Try not to respond to demands unless absolutely necessary.

If this is not the case, and your cat simply wants you to get up (for example, to play or deliver food), and you respond by getting up just to get them to leave you alone, your cat has now taught you to respond rather than the other way around.

Pushing away a kitten that is pouncing on you has turned into a game. Getting up at 4 a.m. to feed your cat.m. Because you want to sleep in on a Saturday morning teaches them that if they pester long enough, they will get what they want.

Ignore the behavior completely and take steps the next night to prevent it from happening in the first place, no matter how difficult it is. If your cat is older and suddenly appears more needy at night, take them to the vet and don't ignore the behavior.

Be patient.

Many, if not most, cats can be trained to sleep normally all night. However, changing these behaviors takes time, patience, and understanding—not punishment.

Kittens may require time to develop healthy habits, and mature cats may require assistance to change any habits they may have developed. Before beginning a behavioral modification program, older cats should have a medical examination.

How do I get my cat to stop waking me up at 4 a.m.?

Toys and puzzles can provide mental stimulation for your cat, helping to tire them out so they don't wake you up. . You can leave the toy or puzzle out at night to keep them entertained while you sleep. This solution is especially effective if your cat is bored.
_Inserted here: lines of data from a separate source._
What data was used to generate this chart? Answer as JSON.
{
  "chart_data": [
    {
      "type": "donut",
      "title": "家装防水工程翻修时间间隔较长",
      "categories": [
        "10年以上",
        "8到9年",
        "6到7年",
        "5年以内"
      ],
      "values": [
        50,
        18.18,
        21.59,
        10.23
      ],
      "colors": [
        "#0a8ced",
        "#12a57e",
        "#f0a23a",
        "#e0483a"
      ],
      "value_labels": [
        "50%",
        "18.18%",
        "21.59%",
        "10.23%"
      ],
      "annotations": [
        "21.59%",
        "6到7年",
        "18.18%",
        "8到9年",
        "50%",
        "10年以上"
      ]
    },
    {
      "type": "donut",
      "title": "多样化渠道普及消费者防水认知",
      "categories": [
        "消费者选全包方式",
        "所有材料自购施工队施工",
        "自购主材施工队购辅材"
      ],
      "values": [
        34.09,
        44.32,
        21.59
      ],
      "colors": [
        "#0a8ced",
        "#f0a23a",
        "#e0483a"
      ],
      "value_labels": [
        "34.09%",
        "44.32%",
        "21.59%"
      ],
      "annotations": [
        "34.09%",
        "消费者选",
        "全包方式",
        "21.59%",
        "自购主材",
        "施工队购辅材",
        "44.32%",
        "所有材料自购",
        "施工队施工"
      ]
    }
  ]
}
Play with your cat before going to bed.

Can you teach your cat to sleep through the night?

With a few changes during the day, you can train or encourage your cat to sleep at night. The most important aspect is to not reward your cat's nighttime behavior with attention, but rather to schedule daytime play and feeding with your cat. Play will keep your cat awake.
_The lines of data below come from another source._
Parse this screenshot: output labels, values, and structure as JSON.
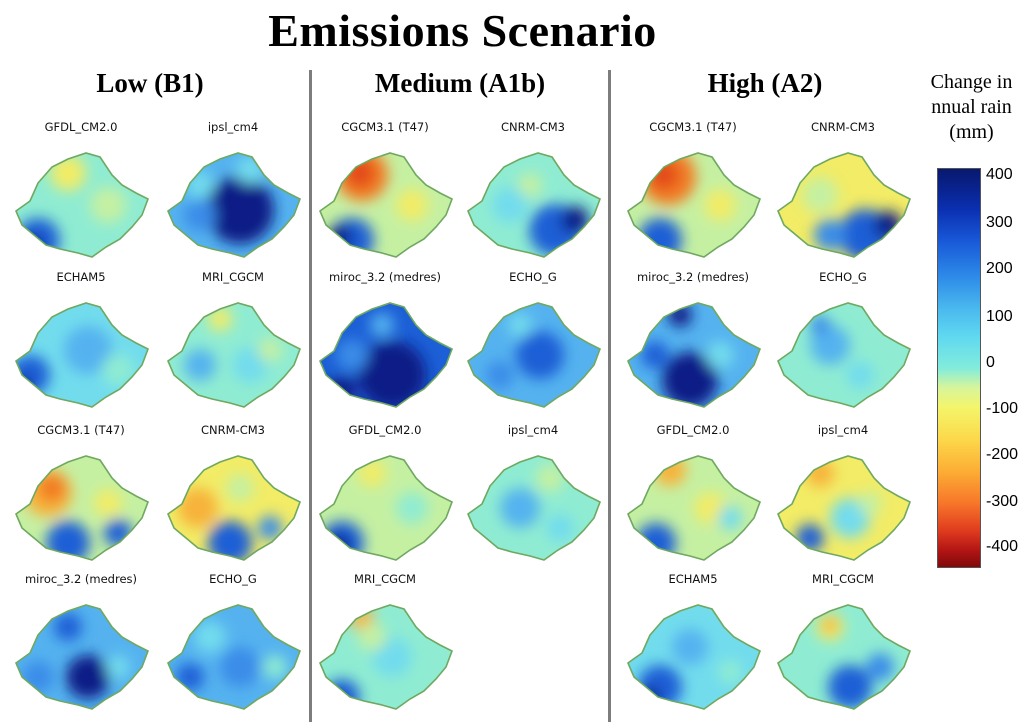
{
  "title": "Emissions Scenario",
  "scenarios": [
    {
      "heading": "Low (B1)",
      "models": [
        "GFDL_CM2.0",
        "ipsl_cm4",
        "ECHAM5",
        "MRI_CGCM",
        "CGCM3.1 (T47)",
        "CNRM-CM3",
        "miroc_3.2 (medres)",
        "ECHO_G"
      ]
    },
    {
      "heading": "Medium (A1b)",
      "models": [
        "CGCM3.1 (T47)",
        "CNRM-CM3",
        "miroc_3.2 (medres)",
        "ECHO_G",
        "GFDL_CM2.0",
        "ipsl_cm4",
        "MRI_CGCM"
      ]
    },
    {
      "heading": "High (A2)",
      "models": [
        "CGCM3.1 (T47)",
        "CNRM-CM3",
        "miroc_3.2 (medres)",
        "ECHO_G",
        "GFDL_CM2.0",
        "ipsl_cm4",
        "ECHAM5",
        "MRI_CGCM"
      ]
    }
  ],
  "legend": {
    "title": "Change in nnual rain (mm)",
    "ticks": [
      "400",
      "300",
      "200",
      "100",
      "0",
      "-100",
      "-200",
      "-300",
      "-400"
    ]
  },
  "colors": {
    "outline": "#6fa860",
    "divider": "#7d7d7d",
    "extreme_wet": "#08186e",
    "extreme_dry": "#800a0a"
  }
}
Why is my cat not sleeping through the night?

Did you know that cats are primarily nocturnal creatures, with irregular sleep-wake cycles?. This sleep schedule, combined with a lack of daytime activity, is the primary cause of your cat's inability to sleep at night. It's also why they appear to prefer playing at night.

How can I get my cat to stop waking me up at night?

To manage nighttime activity, gradually alter the cat's schedule. Cat owners can try to gradually change the cat's schedule by encouraging play and feeding during the day and earlier evening hours, so that the cat's schedule matches that of the humans in the household.